Razones de tipo religioso, como sucede en Irlanda del Norte, dividiendo a la ciudad de Belfast; de tipo político, como en Cisjordania, segregando a los palestinos de las tierras ocupadas por Israel; de tipo económico, como entre Estados Unidos y México, para detener el contrabando y la emigración ilegal, o por motivos de seguridad, como sucede en la frontera entre Kuwait e Iraq, erigido luego de la invasión a Kuwait por Saddam Hussein. Esos son los motivos que explican estas barreras artificiales. Todo un absurdo en un mundo cada vez más globalizado.
Resulta sorprendente que, luego del fracaso del muro de Berlín, el más conocido por ser una especie de barrera en la frontera entre el capitalismo y el comunismo, el planeta aún se empeñe en mantener otros muros, pese a que han demostrado ser inútiles. Y entre ellos se destaca uno del que muy poco se habla, erigido por Marruecos en el Sahara Occidental hace 20 años, que, con una extensión de 2.720 kilómetros, es la segunda muralla más grande del universo, después de la china.

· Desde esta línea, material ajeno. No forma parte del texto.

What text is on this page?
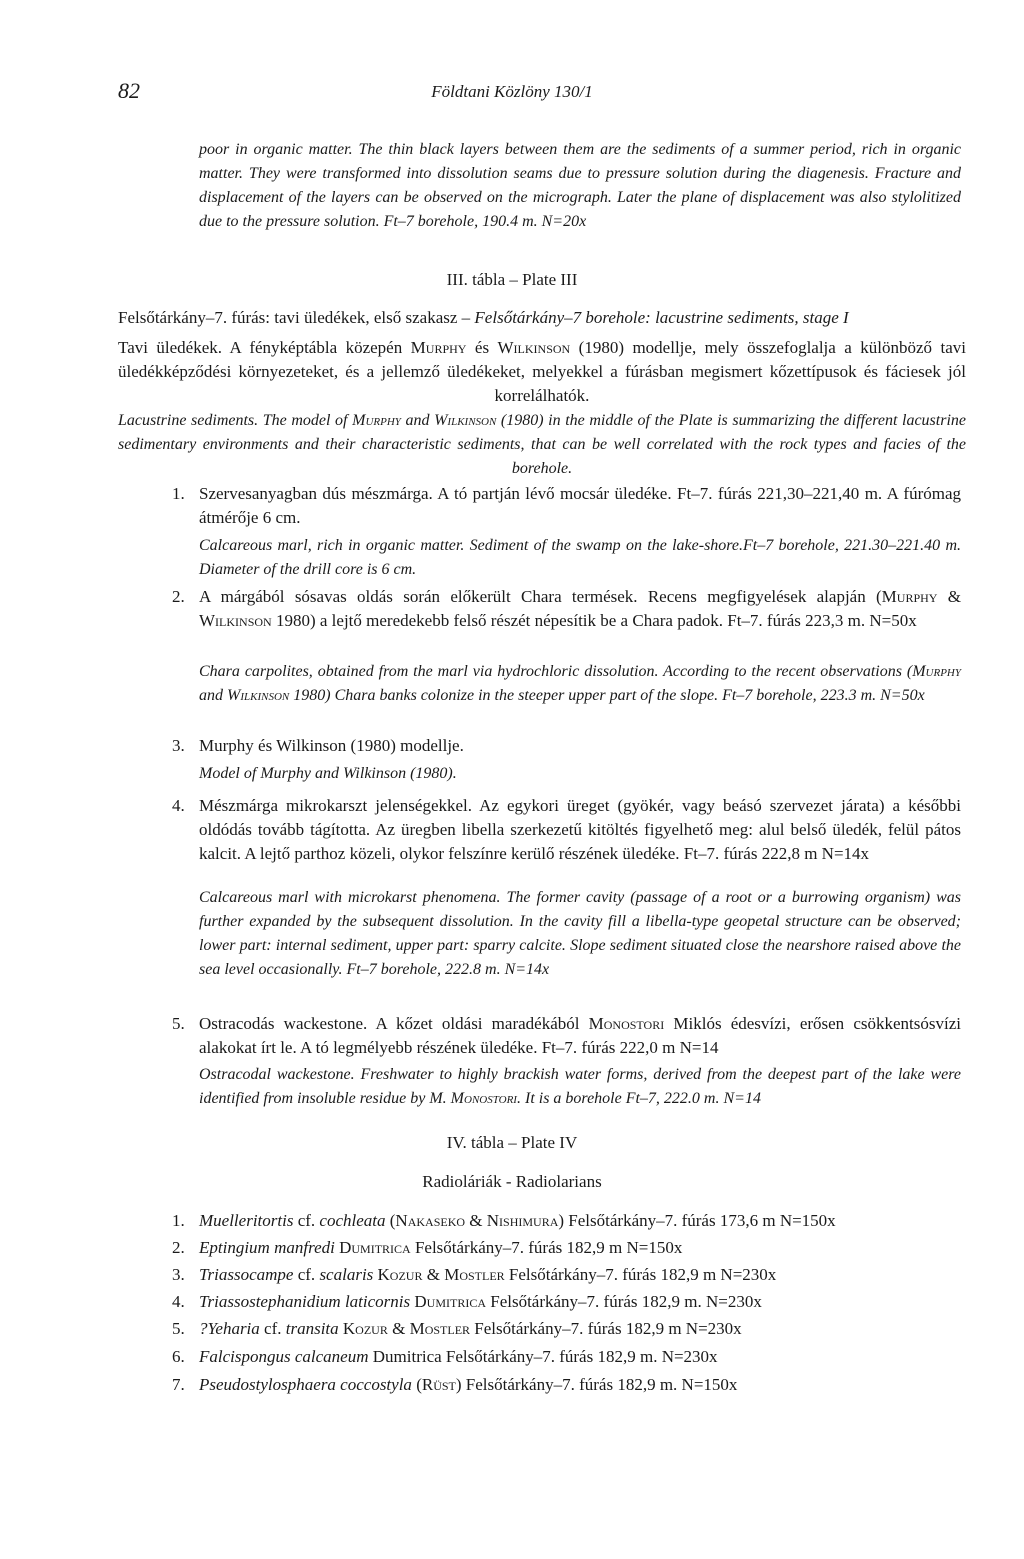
82	Földtani Közlöny 130/1

poor in organic matter. The thin black layers between them are the sediments of a summer period, rich in organic matter. They were transformed into dissolution seams due to pressure solution during the diagenesis. Fracture and displacement of the layers can be observed on the micrograph. Later the plane of displacement was also stylolitized due to the pressure solution. Ft–7 borehole, 190.4 m. N=20x

III. tábla – Plate III

Felsőtárkány–7. fúrás: tavi üledékek, első szakasz – Felsőtárkány–7 borehole: lacustrine sediments, stage I

Tavi üledékek. A fényképtábla közepén Murphy és Wilkinson (1980) modellje, mely összefoglalja a különböző tavi üledékképződési környezeteket, és a jellemző üledékeket, melyekkel a fúrásban megismert kőzettípusok és fáciesek jól korrelálhatók.

Lacustrine sediments. The model of Murphy and Wilkinson (1980) in the middle of the Plate is summarizing the different lacustrine sedimentary environments and their characteristic sediments, that can be well correlated with the rock types and facies of the borehole.

1. Szervesanyagban dús mészmárga. A tó partján lévő mocsár üledéke. Ft–7. fúrás 221,30–221,40 m. A fúrómag átmérője 6 cm.

Calcareous marl, rich in organic matter. Sediment of the swamp on the lake-shore.Ft–7 borehole, 221.30–221.40 m. Diameter of the drill core is 6 cm.

2. A márgából sósavas oldás során előkerült Chara termések. Recens megfigyelések alapján (Murphy & Wilkinson 1980) a lejtő meredekebb felső részét népesítik be a Chara padok. Ft–7. fúrás 223,3 m. N=50x

Chara carpolites, obtained from the marl via hydrochloric dissolution. According to the recent observations (Murphy and Wilkinson 1980) Chara banks colonize in the steeper upper part of the slope. Ft–7 borehole, 223.3 m. N=50x

3. Murphy és Wilkinson (1980) modellje.

Model of Murphy and Wilkinson (1980).

4. Mészmárga mikrokarszt jelenségekkel. Az egykori üreget (gyökér, vagy beásó szervezet járata) a későbbi oldódás tovább tágította. Az üregben libella szerkezetű kitöltés figyelhető meg: alul belső üledék, felül pátos kalcit. A lejtő parthoz közeli, olykor felszínre kerülő részének üledéke. Ft–7. fúrás 222,8 m N=14x

Calcareous marl with microkarst phenomena. The former cavity (passage of a root or a burrowing organism) was further expanded by the subsequent dissolution. In the cavity fill a libella-type geopetal structure can be observed; lower part: internal sediment, upper part: sparry calcite. Slope sediment situated close the nearshore raised above the sea level occasionally. Ft–7 borehole, 222.8 m. N=14x

5. Ostracodás wackestone. A kőzet oldási maradékából Monostori Miklós édesvízi, erősen csökkentsósvízi alakokat írt le. A tó legmélyebb részének üledéke. Ft–7. fúrás 222,0 m N=14

Ostracodal wackestone. Freshwater to highly brackish water forms, derived from the deepest part of the lake were identified from insoluble residue by M. Monostori. It is a borehole Ft–7, 222.0 m. N=14

IV. tábla – Plate IV
Radioláriák - Radiolarians
1. Muelleritortis cf. cochleata (Nakaseko & Nishimura) Felsőtárkány–7. fúrás 173,6 m N=150x
2. Eptingium manfredi Dumitrica Felsőtárkány–7. fúrás 182,9 m N=150x
3. Triassocampe cf. scalaris Kozur & Mostler Felsőtárkány–7. fúrás 182,9 m N=230x
4. Triassostephanidium laticornis Dumitrica Felsőtárkány–7. fúrás 182,9 m. N=230x
5. ?Yeharia cf. transita Kozur & Mostler Felsőtárkány–7. fúrás 182,9 m N=230x
6. Falcispongus calcaneum Dumitrica Felsőtárkány–7. fúrás 182,9 m. N=230x
7. Pseudostylosphaera coccostyla (Rüst) Felsőtárkány–7. fúrás 182,9 m. N=150x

En términos generales, al igual que el muro de Berlín, lo que estas barreras pretenden es detener el flujo de personas entre unas regiones y otras, aduciendo toda clase de pretextos, incluido el de la salud pública, como sucede en el caso de Bostwana, que argumenta la contención de la aftosa, pero que en realidad busca impedir el ingreso de trabajadores de la vecina Zimbabwe.
Las barreras van en contravía de la historia, precisamente porque tratan de evitar las corrientes migratorias que a lo largo de los tiempos han sido una importante fuerza de cambio cultural, desarrollo económico y solidaridad humana. Ni Estados Unidos ni España ni Israel serían lo que hoy son sino hubieran contado con los aportes culturales, de fuerza de trabajo y de deseos de superación de ciudadanos llegados a sus territorios, por centenares de miles y aun por millones, procedentes de distintas partes del mundo.
Tal parece que la lección entregada por los berlineses hace 20 años, cuando con sus propias manos echaron por tierra lo que se llamó con justicia “el muro de la infamia”, no ha sido cabalmente entendida, incluso en sociedades avanzadas y que cuentan con una ciudadanía conocedora de la historia. Es una pena, pero así es.